Veeva Systems Inc. (NYSE : VEEV) rejoindra l'indice S&P 500 avant l'ouverture de la séance le 7 mai, propulsant ses actions de près de 10 % dans les échanges prolongés après la nouvelle.
Le fournisseur de logiciels pour les sciences de la vie remplacera Coterra Energy Inc. (NYSE : CTRA), qui est en cours d'acquisition par Devon Energy Corp. (NYSE : DVN), elle-même membre du S&P 500, a déclaré S&P Dow Jones Indices dans un communiqué. Les actions ajoutées aux indices majeurs progressent souvent car les fonds indiciels sont tenus d'acheter les titres pour rééquilibrer leurs portefeuilles.
Cette inclusion offre un coup de pouce à Veeva, dont l'action avait chuté de 30 % depuis le début de l'année à la clôture de jeudi. Ce recul contraste avec la progression de 5 % du S&P 500 sur la même période, les investisseurs craignant que l'intelligence artificielle ne vienne bouleverser les modèles économiques des éditeurs de logiciels cloud.

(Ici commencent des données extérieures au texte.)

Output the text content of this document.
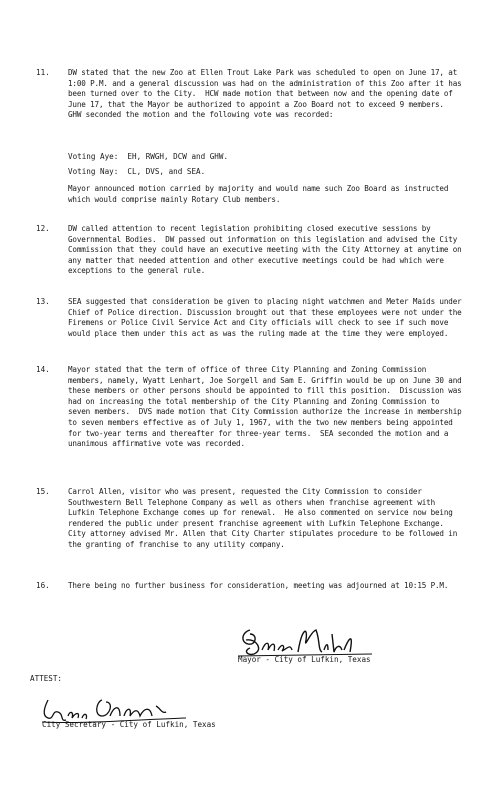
11. DW stated that the new Zoo at Ellen Trout Lake Park was scheduled to open on June 17, at 1:00 P.M. and a general discussion was had on the administration of this Zoo after it has been turned over to the City.  HCW made motion that between now and the opening date of June 17, that the Mayor be authorized to appoint a Zoo Board not to exceed 9 members.  GHW seconded the motion and the following vote was recorded:
Voting Aye:  EH, RWGH, DCW and GHW.
Voting Nay:  CL, DVS, and SEA.
Mayor announced motion carried by majority and would name such Zoo Board as instructed which would comprise mainly Rotary Club members.
12. DW called attention to recent legislation prohibiting closed executive sessions by Governmental Bodies.  DW passed out information on this legislation and advised the City Commission that they could have an executive meeting with the City Attorney at anytime on any matter that needed attention and other executive meetings could be had which were exceptions to the general rule.
13. SEA suggested that consideration be given to placing night watchmen and Meter Maids under Chief of Police direction. Discussion brought out that these employees were not under the Firemens or Police Civil Service Act and City officials will check to see if such move would place them under this act as was the ruling made at the time they were employed.
14. Mayor stated that the term of office of three City Planning and Zoning Commission members, namely, Wyatt Lenhart, Joe Sorgell and Sam E. Griffin would be up on June 30 and these members or other persons should be appointed to fill this position.  Discussion was had on increasing the total membership of the City Planning and Zoning Commission to seven members.  DVS made motion that City Commission authorize the increase in membership to seven members effective as of July 1, 1967, with the two new members being appointed for two-year terms and thereafter for three-year terms.  SEA seconded the motion and a unanimous affirmative vote was recorded.
15. Carrol Allen, visitor who was present, requested the City Commission to consider Southwestern Bell Telephone Company as well as others when franchise agreement with Lufkin Telephone Exchange comes up for renewal.  He also commented on service now being rendered the public under present franchise agreement with Lufkin Telephone Exchange.  City attorney advised Mr. Allen that City Charter stipulates procedure to be followed in the granting of franchise to any utility company.
16. There being no further business for consideration, meeting was adjourned at 10:15 P.M.
Mayor - City of Lufkin, Texas
ATTEST:
City Secretary - City of Lufkin, Texas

L'entrée de Veeva dans l'indice de référence souligne son envergure, la société ayant publié un bénéfice trimestriel de 244 millions de dollars pour un chiffre d'affaires de 836 millions de dollars dans son rapport de mars. Cette décision intervient alors que S&P Dow Jones Indices envisage d'assouplir ses règles d'inclusion, notamment les exigences de rentabilité et la durée de cotation, pour les mégacapitalisations comme SpaceX et OpenAI qui pourraient chercher à entrer en bourse.
Fondée en 2007 par Peter Gassner, qui en est toujours le PDG, Veeva s'est imposée comme un fournisseur technologique clé pour l'industrie des sciences de la vie, rivalisant avec des géants comme Oracle, Salesforce et Microsoft. Malgré la récente chute de son cours, le chiffre d'affaires de l'entreprise a crû de près de 16 % sur un an, selon son dernier rapport financier.

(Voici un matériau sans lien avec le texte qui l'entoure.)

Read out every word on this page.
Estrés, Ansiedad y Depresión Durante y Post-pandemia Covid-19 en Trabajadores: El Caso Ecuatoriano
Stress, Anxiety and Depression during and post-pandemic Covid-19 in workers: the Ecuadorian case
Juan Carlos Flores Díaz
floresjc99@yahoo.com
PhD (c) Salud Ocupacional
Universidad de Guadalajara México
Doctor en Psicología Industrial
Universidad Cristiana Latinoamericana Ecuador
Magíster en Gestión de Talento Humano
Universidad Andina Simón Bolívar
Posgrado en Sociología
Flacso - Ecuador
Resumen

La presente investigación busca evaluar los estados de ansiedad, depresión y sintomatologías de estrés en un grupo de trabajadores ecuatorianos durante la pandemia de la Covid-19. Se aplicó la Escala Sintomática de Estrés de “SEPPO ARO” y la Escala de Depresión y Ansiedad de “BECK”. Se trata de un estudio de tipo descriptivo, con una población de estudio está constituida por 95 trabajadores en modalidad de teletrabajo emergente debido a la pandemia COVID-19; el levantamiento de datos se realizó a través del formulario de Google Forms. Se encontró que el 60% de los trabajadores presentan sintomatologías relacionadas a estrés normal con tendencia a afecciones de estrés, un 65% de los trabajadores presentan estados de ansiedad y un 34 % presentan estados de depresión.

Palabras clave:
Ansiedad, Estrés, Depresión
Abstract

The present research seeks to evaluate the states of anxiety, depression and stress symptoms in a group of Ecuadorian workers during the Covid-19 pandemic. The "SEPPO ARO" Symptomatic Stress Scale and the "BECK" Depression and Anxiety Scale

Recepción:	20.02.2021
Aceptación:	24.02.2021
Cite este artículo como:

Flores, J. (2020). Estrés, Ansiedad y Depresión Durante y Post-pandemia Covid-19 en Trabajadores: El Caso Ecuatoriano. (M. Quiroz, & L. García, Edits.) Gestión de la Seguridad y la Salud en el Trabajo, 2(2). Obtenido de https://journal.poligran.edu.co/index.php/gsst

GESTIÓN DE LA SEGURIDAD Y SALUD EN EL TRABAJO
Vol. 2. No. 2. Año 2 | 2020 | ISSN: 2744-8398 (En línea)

L'éventualité d'un changement de règles chez le fournisseur d'indices pourrait faciliter l'entrée de grandes entreprises technologiques non rentables à l'avenir. S&P Dow Jones Indices examine des propositions visant à réduire la durée de cotation requise de un an à six mois et à exempter les mégacapitalisations de l'exigence de rentabilité, une mesure qui pourrait ouvrir la voie à une inclusion plus rapide dans l'indice pour des firmes comme SpaceX et Anthropic après leur introduction en bourse.